Friendships, once considered a secondary priority in the mental health arena, are now gaining recognition as vital to well-being and happiness. This shift in perception has given rise to a new trend: friendship therapy. Like couples counseling, friendship therapy focuses on relationship dynamics, helping friends navigate challenges and strengthen their bonds.
Years ago, Aminatou Sow and Ann Friedman found their close friendship at a crossroads. Communication between them had faltered, leaving their once strong bond strained. Determined to salvage their relationship, the co-authors of Big Friendship: How We Keep Each Other Close turned to friendship therapy. Through structured sessions, they explored their relationship patterns and worked on rekindling their connection.
“The structure was everything,” Sow reflects. “Without it, we would have stayed on the surface, never addressing the deeper issues. It was incredibly helpful to have an outsider guide us through this.”
When Sow and Friedman sought help in 2016, friendship therapy was a relatively unknown concept. They struggled to find a therapist who specialized in friendships rather than romantic or business relationships. However, the landscape is changing. As awareness grows about the significant role friendships play in mental health, more people are turning to therapy to repair and nurture these vital connections, especially in the wake of the COVID-19 pandemic.
“The way society views friendship is evolving,” says Miriam Kirmayer, a clinical psychologist and friendship expert based in Canada.
Barbie Atkinson, a therapist at Catalyst Counseling in Houston, has witnessed this shift firsthand. In the past, clients would inquire hesitantly about attending therapy with a friend, unsure if it was even an option. Today, approximately 25% of her clientele consists of friends seeking therapy together.

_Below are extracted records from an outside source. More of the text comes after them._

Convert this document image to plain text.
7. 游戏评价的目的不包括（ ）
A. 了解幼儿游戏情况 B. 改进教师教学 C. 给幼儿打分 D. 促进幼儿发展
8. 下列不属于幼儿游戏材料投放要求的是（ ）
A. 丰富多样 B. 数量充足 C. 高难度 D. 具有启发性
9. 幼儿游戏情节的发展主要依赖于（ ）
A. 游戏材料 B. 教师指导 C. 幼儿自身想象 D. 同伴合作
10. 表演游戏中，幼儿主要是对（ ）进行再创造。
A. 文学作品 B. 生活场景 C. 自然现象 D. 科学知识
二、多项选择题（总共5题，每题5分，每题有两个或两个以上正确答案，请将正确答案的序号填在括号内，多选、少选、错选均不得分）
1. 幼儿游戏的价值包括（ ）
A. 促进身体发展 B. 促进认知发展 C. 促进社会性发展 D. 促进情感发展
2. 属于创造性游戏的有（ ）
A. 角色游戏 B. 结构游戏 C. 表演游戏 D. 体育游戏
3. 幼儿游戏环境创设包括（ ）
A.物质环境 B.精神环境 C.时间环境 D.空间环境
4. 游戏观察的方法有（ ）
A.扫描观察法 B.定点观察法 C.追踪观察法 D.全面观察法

Friendship therapy clients approach Atkinson for various reasons, such as navigating political differences, coping with shared grief, or adjusting to major life transitions like a friend having a baby or relocating for work. “It’s just normal human stuff,” Atkinson explains.
The therapeutic process for friends is similar to that of couples therapy, minus the discussions about sex, romance, or co-parenting. Atkinson helps friends understand their attachment styles, improve communication, and set goals for their relationship. “You see two people who are saddened by the state of their friendship and are actively trying to mend it,” she says.
According to Victoria Kress, a professor of psychological sciences and counseling at Youngstown State University in Ohio, most friendship conflicts can be resolved collaboratively, provided the relationship hasn’t turned toxic or abusive. Kress, who frequently mediated disputes between friends during her time as a college counselor, sees friendship therapy as a powerful tool for promoting growth and healing across all relationships in a person’s life.
“Friendship counseling is an excellent way to encourage personal development and emotional healing,” Kress notes. “The skills learned in these sessions can enhance all areas of a person’s relational life.”
The importance of strong friendships is increasingly recognized by the public as well. Recent research suggests that close friendships may be even more crucial for well-being than familial bonds. A 2023 survey found that 61% of U.S. adults believe having close friendships is essential for a fulfilling life, compared to only about a quarter who say the same about marriage or parenthood. As traditional milestones like marriage and children become less central, many people are investing more in their platonic relationships, sometimes with the help of a therapist.
Although official data on the prevalence of friendship therapy is limited—likely because it’s not a formalized specialty—therapists like Paul Hokemeyer, a Colorado-based marriage and family therapist, have observed a growing demand for it. Hokemeyer has even worked with friends himself, including pairs grappling with the transition from college to adulthood.
Friendship therapy seems particularly popular among millennials, a generation known for valuing mental health, human connections, and experiences. “There’s a real hunger for human connection,” Hokemeyer says. “Millennials, in particular, place a high value on friendships and mental well-being.”
Kirmayer has also noticed an uptick in interest. The demand has become so great that she has shifted her focus to offering friendship-focused workshops that are accessible to people across various locations, circumventing the limitations imposed by licensing requirements. “This is something many of us are dealing with,” she says.
As society continues to acknowledge the profound impact friendships have on mental health, friendship therapy is poised to become a mainstream approach for those seeking to strengthen and sustain these essential bonds.